December is the holiday season, and as such it is a month full of celebrations which may involve drinking alcohol. People may want to indulge in beers, liquors, and spirits, but in planning for a great night out, the Herald is reminding you to consider safe transportation. Do not drink and drive, otherwise you will be at risk for physical, legal, and financial consequences.
According to the ICBC website, 64 people die, on average from intoxicated driving incidents. This estimate attributes a portion of these crashes during the month of December, while a third of it is estimated to happen during the summertime.
“No matter what time of year, there are many options to get home safely if you’ve had a drink or two. So, whether it’s after work or play, make the smart choice. Remember, the best time to decide how to get home responsibly is before you start drinking,“ stated ICBC on their website.

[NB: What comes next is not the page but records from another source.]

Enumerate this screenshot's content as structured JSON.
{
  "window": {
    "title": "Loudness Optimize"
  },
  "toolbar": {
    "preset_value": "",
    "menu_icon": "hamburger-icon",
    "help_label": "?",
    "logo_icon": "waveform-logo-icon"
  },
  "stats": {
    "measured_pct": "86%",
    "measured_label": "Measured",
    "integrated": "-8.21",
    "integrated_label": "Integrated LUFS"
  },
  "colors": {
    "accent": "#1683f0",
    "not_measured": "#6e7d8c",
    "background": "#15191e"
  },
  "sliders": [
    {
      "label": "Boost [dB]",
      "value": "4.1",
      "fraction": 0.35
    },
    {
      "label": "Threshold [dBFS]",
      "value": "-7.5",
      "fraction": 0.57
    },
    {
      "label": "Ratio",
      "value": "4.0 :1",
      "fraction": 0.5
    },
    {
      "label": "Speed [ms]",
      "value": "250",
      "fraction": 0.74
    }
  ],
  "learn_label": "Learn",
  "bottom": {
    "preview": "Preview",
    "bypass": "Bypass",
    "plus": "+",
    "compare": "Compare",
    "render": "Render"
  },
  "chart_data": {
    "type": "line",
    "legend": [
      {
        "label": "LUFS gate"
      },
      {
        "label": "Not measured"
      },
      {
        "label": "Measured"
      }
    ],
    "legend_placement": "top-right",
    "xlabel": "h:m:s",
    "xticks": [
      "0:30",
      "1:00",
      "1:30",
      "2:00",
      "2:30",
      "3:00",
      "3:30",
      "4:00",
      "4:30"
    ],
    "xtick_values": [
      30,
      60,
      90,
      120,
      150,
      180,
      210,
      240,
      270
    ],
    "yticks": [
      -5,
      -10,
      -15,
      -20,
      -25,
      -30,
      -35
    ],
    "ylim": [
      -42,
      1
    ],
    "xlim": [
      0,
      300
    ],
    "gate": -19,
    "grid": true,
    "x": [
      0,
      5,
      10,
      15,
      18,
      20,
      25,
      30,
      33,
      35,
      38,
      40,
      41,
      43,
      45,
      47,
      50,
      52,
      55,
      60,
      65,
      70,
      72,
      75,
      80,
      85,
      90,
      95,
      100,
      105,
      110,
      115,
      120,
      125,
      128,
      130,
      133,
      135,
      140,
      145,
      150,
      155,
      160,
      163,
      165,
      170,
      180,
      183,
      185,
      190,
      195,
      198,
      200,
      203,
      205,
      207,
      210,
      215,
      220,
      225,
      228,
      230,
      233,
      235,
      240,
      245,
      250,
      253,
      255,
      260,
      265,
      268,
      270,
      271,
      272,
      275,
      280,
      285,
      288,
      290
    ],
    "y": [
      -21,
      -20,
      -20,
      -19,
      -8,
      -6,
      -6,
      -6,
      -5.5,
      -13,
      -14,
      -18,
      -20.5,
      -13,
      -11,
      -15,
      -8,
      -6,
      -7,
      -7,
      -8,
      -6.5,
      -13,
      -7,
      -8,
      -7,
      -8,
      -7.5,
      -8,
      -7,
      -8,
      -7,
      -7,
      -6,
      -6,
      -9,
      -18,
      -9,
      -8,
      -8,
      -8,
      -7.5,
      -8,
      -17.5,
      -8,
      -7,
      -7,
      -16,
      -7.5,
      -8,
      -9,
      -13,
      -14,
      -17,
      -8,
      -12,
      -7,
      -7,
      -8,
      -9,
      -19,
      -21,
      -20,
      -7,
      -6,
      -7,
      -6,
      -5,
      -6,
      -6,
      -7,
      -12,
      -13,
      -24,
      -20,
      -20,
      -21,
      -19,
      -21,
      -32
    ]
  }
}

Counter attack road checks are implemented in the summer and winter seasons by police across the province to identify any driver that shouldn’t be behind the wheel. ICBC states that B.C. has one of the toughest drinking and driving laws in the country. Aside from the immediate potential physical harm drunk driving may cause, the monetary repercussions are equally as bad.
“Don’t drive,” said Adam Etchart, senior insurance agent for Hub International Insurance. “Find alternate transportation because aside from endangering lives, you could endanger your employment, end up with a criminal record, and it can cost a lot of money as well.”
ICBC notes the following potential penalties a driver may face when caught driving under the influence of alcohol.
- Driving suspensions from 24 hours to 90 days
- Vehicle impoundment
- Fines, from $600 and up to $4,060
- Jail time
- Mandatory rehabilitation
- Installation of ignition interlock in your vehicle
“The vehicle impounds really can vary depending on what the offense is and what the RCMP gives to people,” Etchart explained. “It could range from a seven to 30 days of impoundment and the impound fees vary as well.”
Etchart also noted that there is a $31 card fee to get another driver’s license, and, if required, the driver may need to take the responsible drivers course, which amounts to approximately $1000 with tax.
“Drivers license reinstatement costs $250, and there’s all sorts of different other fees there,” he added. “There may also be tickets to pay, and penalty points to pay which depends on the person’s driving record prior to the incident. Fees depend on the severity of the case and what the court decides the penalties should be.”
ICBC states on their website that a Driver Risk Premium may be imposed.
“If you crash while driving impaired, you’re likely in breach of your insurance policy,” ICBC said on their website. “That means you could be personally responsible for 100 per cent of the costs if you damage someone else’s property or injure them.”